Children teach themselves. This simple but profound truth inspired Montessori's lifelong pursuit of educational reform, methodology, psychology, teaching, and teacher training--all based on her dedication to furthering the self-creating process of the child.

Maria Montessori made her first visit to the United States in 1913, the same year that Alexander Graham Bell and his wife Mabel founded the Montessori Educational Association at their Washington, DC, home. Among her other strong American supporters were Thomas Edison and Helen Keller.

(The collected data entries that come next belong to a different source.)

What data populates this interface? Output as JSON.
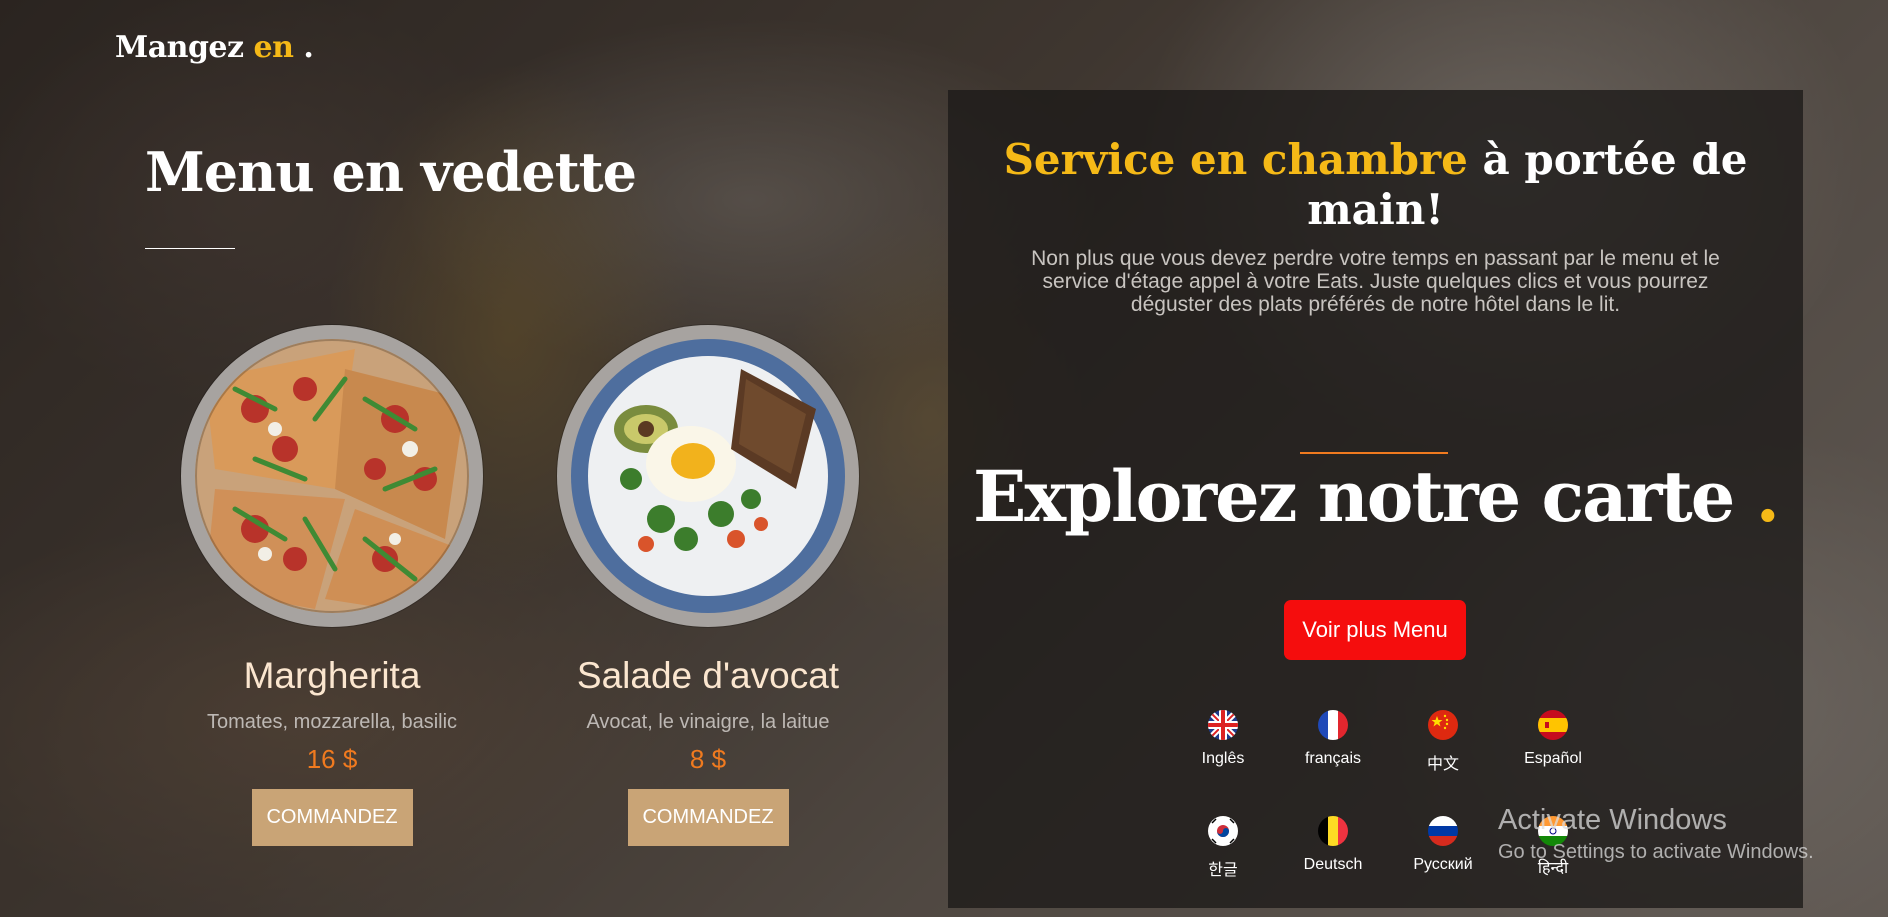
{
  "logo": {
    "text": "Mangez ",
    "accent": "en",
    "dot": " ."
  },
  "featured": {
    "title": "Menu en vedette",
    "items": [
      {
        "name": "Margherita",
        "desc": "Tomates, mozzarella, basilic",
        "price": "16 $",
        "button": "COMMANDEZ"
      },
      {
        "name": "Salade d'avocat",
        "desc": "Avocat, le vinaigre, la laitue",
        "price": "8 $",
        "button": "COMMANDEZ"
      }
    ]
  },
  "panel": {
    "title_accent": "Service en chambre",
    "title_rest": " à portée de main!",
    "text": "Non plus que vous devez perdre votre temps en passant par le menu et le service d'étage appel à votre Eats. Juste quelques clics et vous pourrez déguster des plats préférés de notre hôtel dans le lit.",
    "explore": "Explorez notre carte ",
    "explore_dot": ".",
    "more_button": "Voir plus Menu"
  },
  "languages": [
    {
      "label": "Inglês",
      "flag": "uk-flag-icon"
    },
    {
      "label": "français",
      "flag": "france-flag-icon"
    },
    {
      "label": "中文",
      "flag": "china-flag-icon"
    },
    {
      "label": "Español",
      "flag": "spain-flag-icon"
    },
    {
      "label": "한글",
      "flag": "korea-flag-icon"
    },
    {
      "label": "Deutsch",
      "flag": "belgium-flag-icon"
    },
    {
      "label": "Русский",
      "flag": "russia-flag-icon"
    },
    {
      "label": "हिन्दी",
      "flag": "india-flag-icon"
    }
  ],
  "watermark": {
    "title": "Activate Windows",
    "subtitle": "Go to Settings to activate Windows."
  },
  "colors": {
    "accent_yellow": "#f5b917",
    "accent_orange": "#f07a1f",
    "button_red": "#f50d0d",
    "order_tan": "#c9a476"
  }
}
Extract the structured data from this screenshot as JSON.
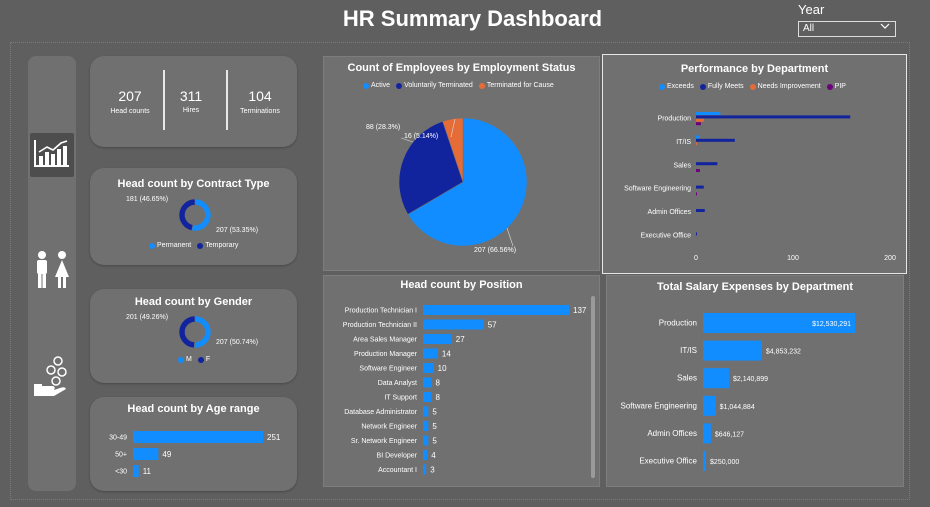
{
  "page_title": "HR Summary Dashboard",
  "year_filter": {
    "label": "Year",
    "selected": "All"
  },
  "nav": [
    {
      "icon": "chart-icon"
    },
    {
      "icon": "people-icon"
    },
    {
      "icon": "salary-icon"
    }
  ],
  "kpis": [
    {
      "value": "207",
      "label": "Head counts"
    },
    {
      "value": "311",
      "label": "Hires"
    },
    {
      "value": "104",
      "label": "Terminations"
    }
  ],
  "colors": {
    "blue": "#118dff",
    "navy": "#12239e",
    "orange": "#e66c37",
    "purple": "#6b007b",
    "card": "#707070",
    "background": "#5f5f5f"
  },
  "chart_data": [
    {
      "id": "contract",
      "type": "pie",
      "title": "Head count by Contract Type",
      "categories": [
        "Permanent",
        "Temporary"
      ],
      "values": [
        207,
        181
      ],
      "data_labels": [
        "207 (53.35%)",
        "181 (46.65%)"
      ]
    },
    {
      "id": "gender",
      "type": "pie",
      "title": "Head count by Gender",
      "categories": [
        "M",
        "F"
      ],
      "values": [
        207,
        201
      ],
      "data_labels": [
        "207 (50.74%)",
        "201 (49.26%)"
      ]
    },
    {
      "id": "age",
      "type": "bar",
      "title": "Head count by Age range",
      "categories": [
        "30-49",
        "50+",
        "<30"
      ],
      "values": [
        251,
        49,
        11
      ]
    },
    {
      "id": "status",
      "type": "pie",
      "title": "Count of Employees by Employment Status",
      "categories": [
        "Active",
        "Voluntarily Terminated",
        "Terminated for Cause"
      ],
      "values": [
        207,
        88,
        16
      ],
      "data_labels": [
        "207 (66.56%)",
        "88 (28.3%)",
        "16 (5.14%)"
      ]
    },
    {
      "id": "position",
      "type": "bar",
      "title": "Head count by Position",
      "categories": [
        "Production Technician I",
        "Production Technician II",
        "Area Sales Manager",
        "Production Manager",
        "Software Engineer",
        "Data Analyst",
        "IT Support",
        "Database Administrator",
        "Network Engineer",
        "Sr. Network Engineer",
        "BI Developer",
        "Accountant I"
      ],
      "values": [
        137,
        57,
        27,
        14,
        10,
        8,
        8,
        5,
        5,
        5,
        4,
        3
      ]
    },
    {
      "id": "performance",
      "type": "bar",
      "title": "Performance by Department",
      "categories": [
        "Production",
        "IT/IS",
        "Sales",
        "Software Engineering",
        "Admin Offices",
        "Executive Office"
      ],
      "series": [
        {
          "name": "Exceeds",
          "values": [
            25,
            4,
            0,
            0,
            0,
            0
          ]
        },
        {
          "name": "Fully Meets",
          "values": [
            159,
            40,
            22,
            8,
            9,
            1
          ]
        },
        {
          "name": "Needs Improvement",
          "values": [
            8,
            1,
            0,
            0,
            0,
            0
          ]
        },
        {
          "name": "PIP",
          "values": [
            5,
            0,
            4,
            1,
            0,
            0
          ]
        }
      ],
      "xlim": [
        0,
        200
      ],
      "xticks": [
        "0",
        "100",
        "200"
      ]
    },
    {
      "id": "salary",
      "type": "bar",
      "title": "Total Salary Expenses by Department",
      "categories": [
        "Production",
        "IT/IS",
        "Sales",
        "Software Engineering",
        "Admin Offices",
        "Executive Office"
      ],
      "values": [
        12530291,
        4853232,
        2140899,
        1044884,
        646127,
        250000
      ],
      "data_labels": [
        "$12,530,291",
        "$4,853,232",
        "$2,140,899",
        "$1,044,884",
        "$646,127",
        "$250,000"
      ]
    }
  ]
}
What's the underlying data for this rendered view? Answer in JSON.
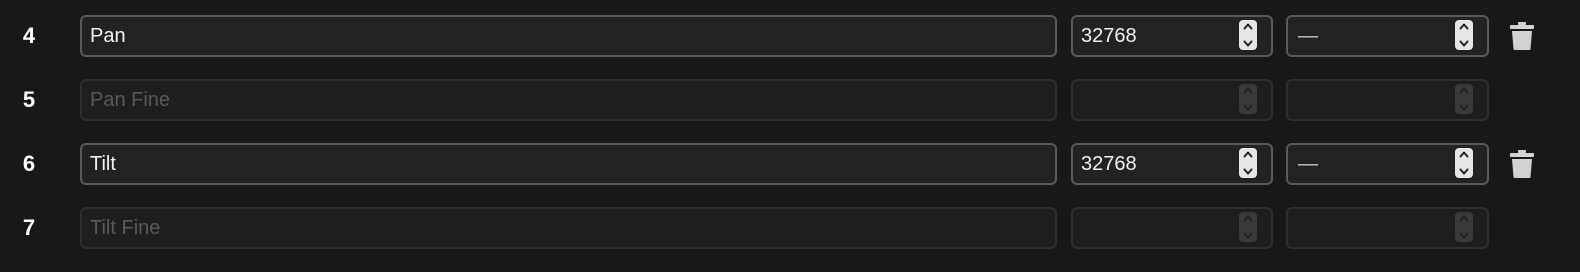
{
  "rows": [
    {
      "number": "4",
      "name": "Pan",
      "name_placeholder": "",
      "value": "32768",
      "alt_value": "—",
      "active": true,
      "delete_icon": "trash-icon"
    },
    {
      "number": "5",
      "name": "",
      "name_placeholder": "Pan Fine",
      "value": "",
      "alt_value": "",
      "active": false
    },
    {
      "number": "6",
      "name": "Tilt",
      "name_placeholder": "",
      "value": "32768",
      "alt_value": "—",
      "active": true,
      "delete_icon": "trash-icon"
    },
    {
      "number": "7",
      "name": "",
      "name_placeholder": "Tilt Fine",
      "value": "",
      "alt_value": "",
      "active": false
    }
  ],
  "colors": {
    "background": "#181818",
    "field_border_active": "#5a5a5a",
    "field_border_inactive": "#2e2e2e",
    "text": "#f2f2f2",
    "placeholder": "#5a5a5a"
  }
}
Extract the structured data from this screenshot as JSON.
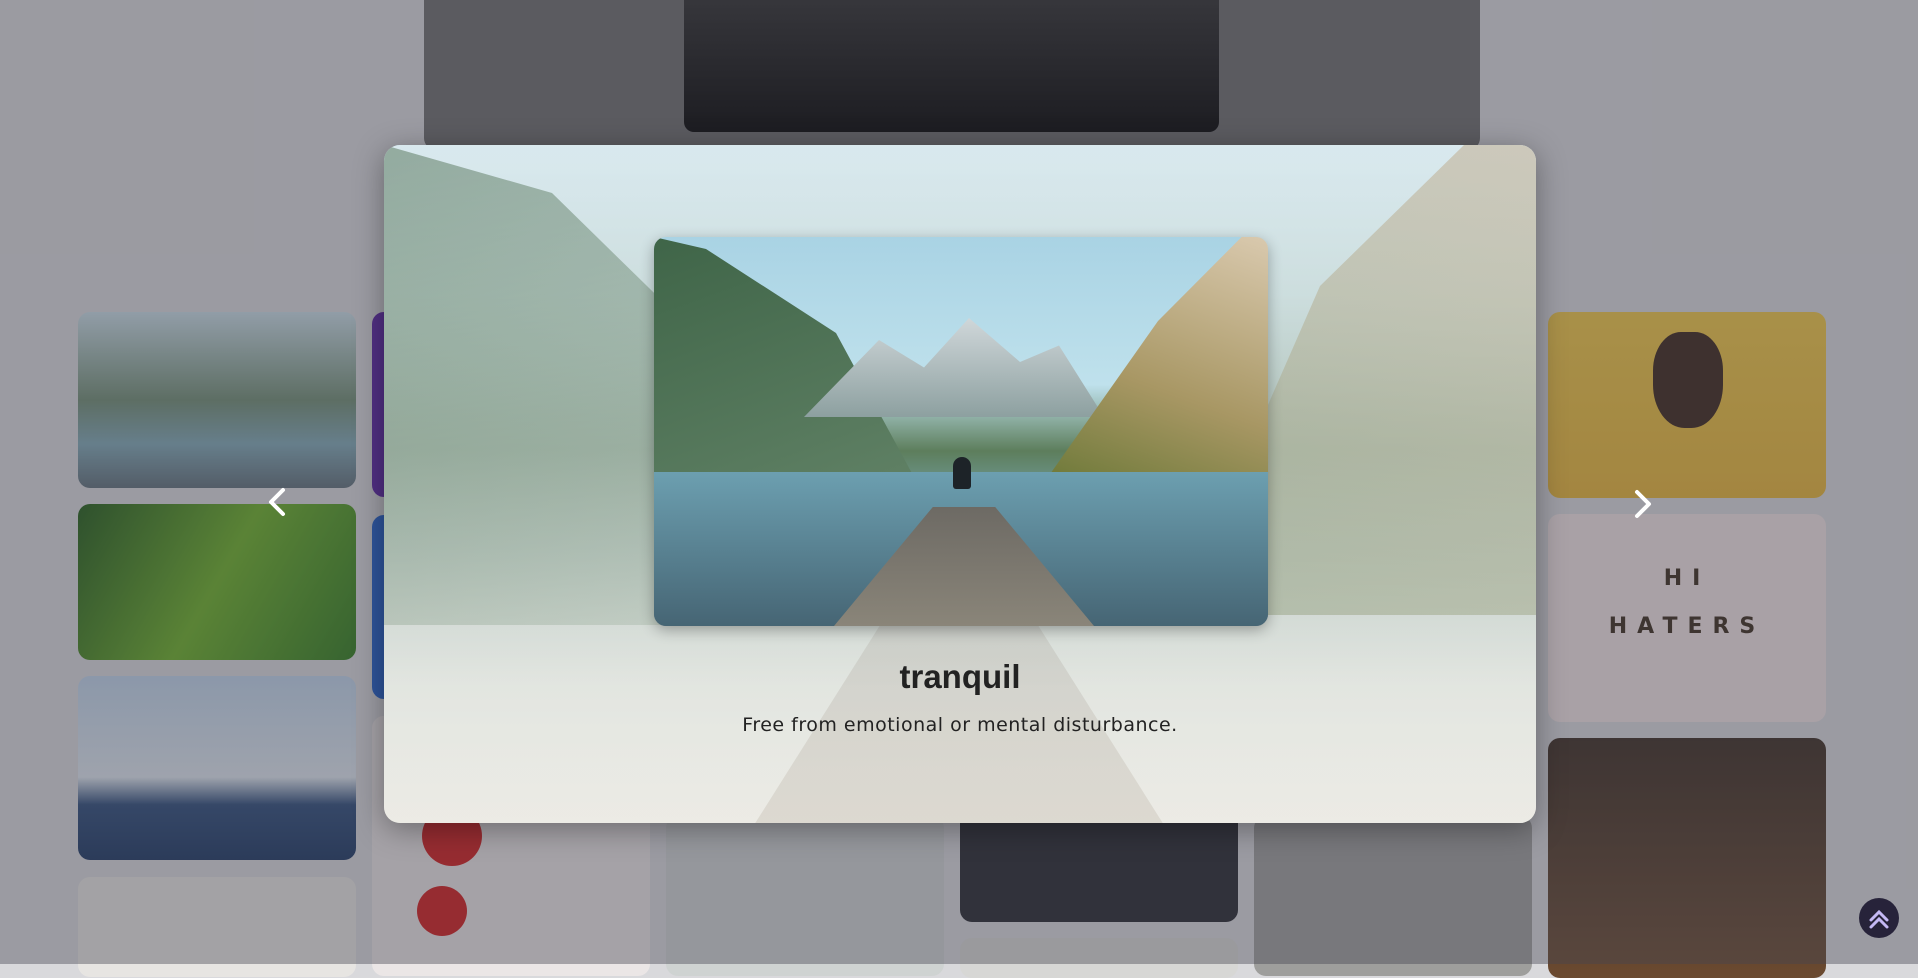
{
  "modal": {
    "title": "tranquil",
    "description": "Free from emotional or mental disturbance."
  },
  "nav": {
    "prev_symbol": "‹",
    "next_symbol": "›"
  },
  "scroll_top_symbol": "⌃",
  "background_tiles": {
    "tile_2_text_line1": "HI",
    "tile_2_text_line2": "HATERS"
  },
  "colors": {
    "overlay": "#46465080",
    "scroll_top_bg": "#27233a",
    "scroll_top_icon": "#c4b8f4"
  }
}
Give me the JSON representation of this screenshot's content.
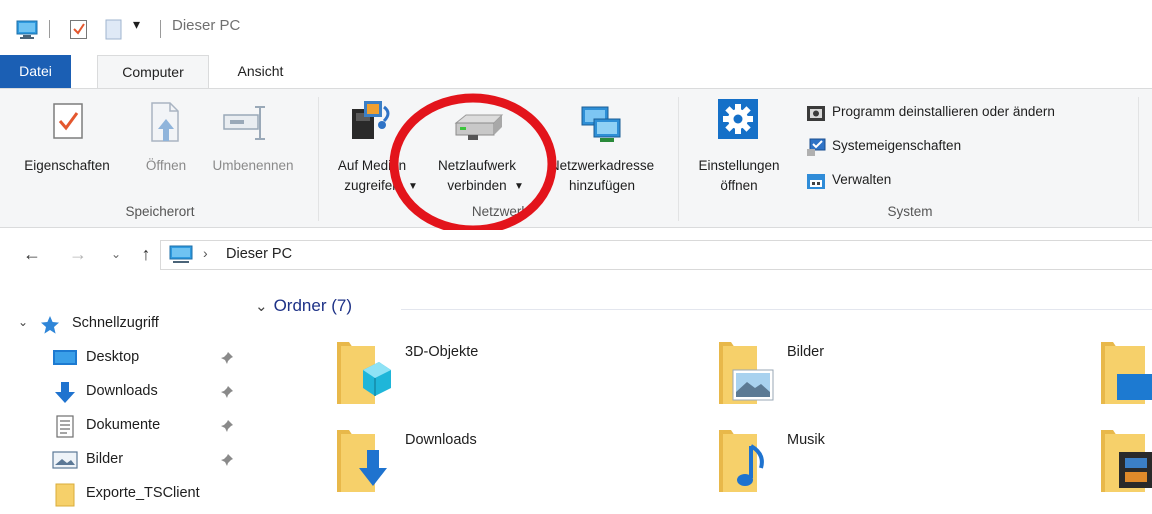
{
  "window": {
    "title": "Dieser PC"
  },
  "tabs": [
    {
      "label": "Datei"
    },
    {
      "label": "Computer"
    },
    {
      "label": "Ansicht"
    }
  ],
  "ribbon": {
    "groups": {
      "speicherort": "Speicherort",
      "netzwerk": "Netzwerk",
      "system": "System"
    },
    "eigenschaften": "Eigenschaften",
    "oeffnen": "Öffnen",
    "umbenennen": "Umbenennen",
    "medien_line1": "Auf Medien",
    "medien_line2": "zugreifen",
    "netzlaufwerk_line1": "Netzlaufwerk",
    "netzlaufwerk_line2": "verbinden",
    "netzwerkadresse_line1": "Netzwerkadresse",
    "netzwerkadresse_line2": "hinzufügen",
    "einstellungen_line1": "Einstellungen",
    "einstellungen_line2": "öffnen",
    "programm": "Programm deinstallieren oder ändern",
    "systemeigenschaften": "Systemeigenschaften",
    "verwalten": "Verwalten"
  },
  "address": {
    "path": "Dieser PC"
  },
  "nav": {
    "quick_access": "Schnellzugriff",
    "items": [
      {
        "label": "Desktop"
      },
      {
        "label": "Downloads"
      },
      {
        "label": "Dokumente"
      },
      {
        "label": "Bilder"
      },
      {
        "label": "Exporte_TSClient"
      }
    ]
  },
  "content": {
    "group_title": "Ordner (7)",
    "folders": [
      {
        "label": "3D-Objekte"
      },
      {
        "label": "Bilder"
      },
      {
        "label": "Downloads"
      },
      {
        "label": "Musik"
      }
    ]
  },
  "colors": {
    "accent": "#1b5fb4",
    "annotation": "#e3141b",
    "folder": "#f6d06a"
  }
}
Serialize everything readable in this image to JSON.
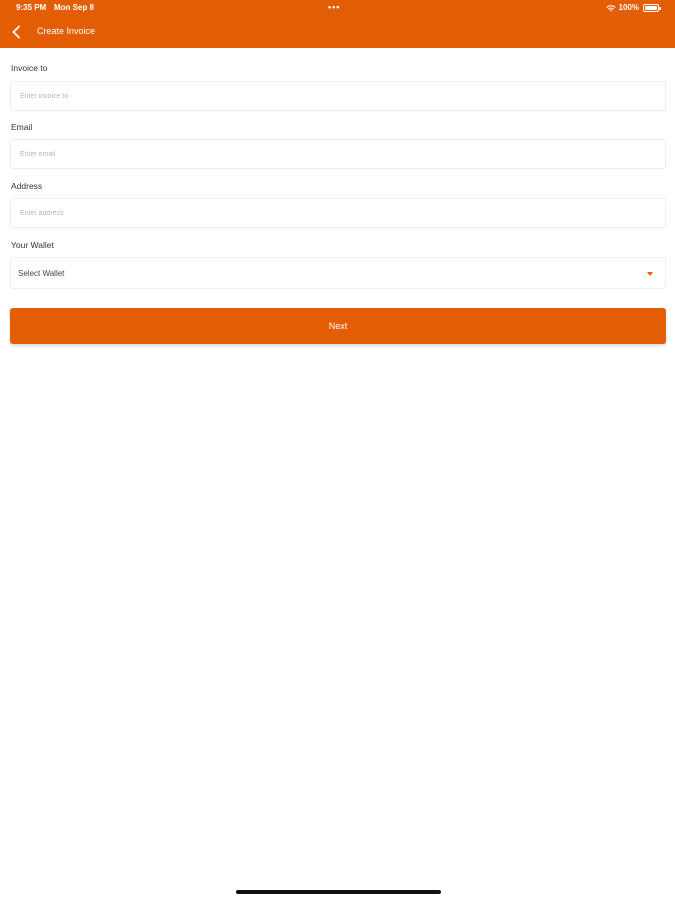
{
  "status_bar": {
    "time": "9:35 PM",
    "date": "Mon Sep 8",
    "dots": "•••",
    "battery": "100%",
    "icons": [
      "wifi-icon",
      "battery-icon"
    ]
  },
  "nav": {
    "title": "Create Invoice",
    "back_icon": "chevron-left-icon"
  },
  "form": {
    "invoice_to": {
      "label": "Invoice to",
      "placeholder": "Enter invoice to",
      "value": ""
    },
    "email": {
      "label": "Email",
      "placeholder": "Enter email",
      "value": ""
    },
    "address": {
      "label": "Address",
      "placeholder": "Enter address",
      "value": ""
    },
    "wallet": {
      "label": "Your Wallet",
      "selected": "Select Wallet",
      "icon": "caret-down-icon"
    },
    "next_label": "Next"
  },
  "colors": {
    "accent": "#e35d05",
    "background": "#ffffff"
  }
}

In 1915, she attracted world attention with her "glass house" schoolroom exhibit at the Panama-Pacific International Exhibition in San Francisco. On this second U.S. visit, she also conducted a teacher training course and addressed the annual conventions of both the National Education Association and the International Kindergarten Union. The committee that brought her to San Francisco included Margaret Wilson, the daughter of U.S. President Woodrow Wilson.

Maria Montessori in 1939

The Spanish government invited her to open a research institute in 1917. In 1919, she began a series of teacher training courses in London. In 1922, she was appointed a government inspector of schools in her native Italy, but because of her opposition to Mussolini's fascism, she was forced to leave Italy in 1934. She traveled to Barcelona, Spain, and was rescued there by a British cruiser in 1936, during the Spanish Civil War. She opened the Montessori Training Centre in Laren, Netherlands, in 1938, and founded a series of teacher training courses in India in 1939.

In 1940, when India entered World War II, she and her son, Mario Montessori, were interned as enemy aliens, but she was still permitted to conduct training courses. Later, she founded the Montessori Center in London (1947). She was nominated for the Nobel Peace Prize three times--in 1949, 1950, and 1951.

Maria Montessori in 1952

Maria Montessori died in Noordwijk, Holland, in 1952, but her work lives on through the Association Montessori Internationale (AMI), the organization she founded in Amsterdam, Netherlands, in 1929 to carry on her work.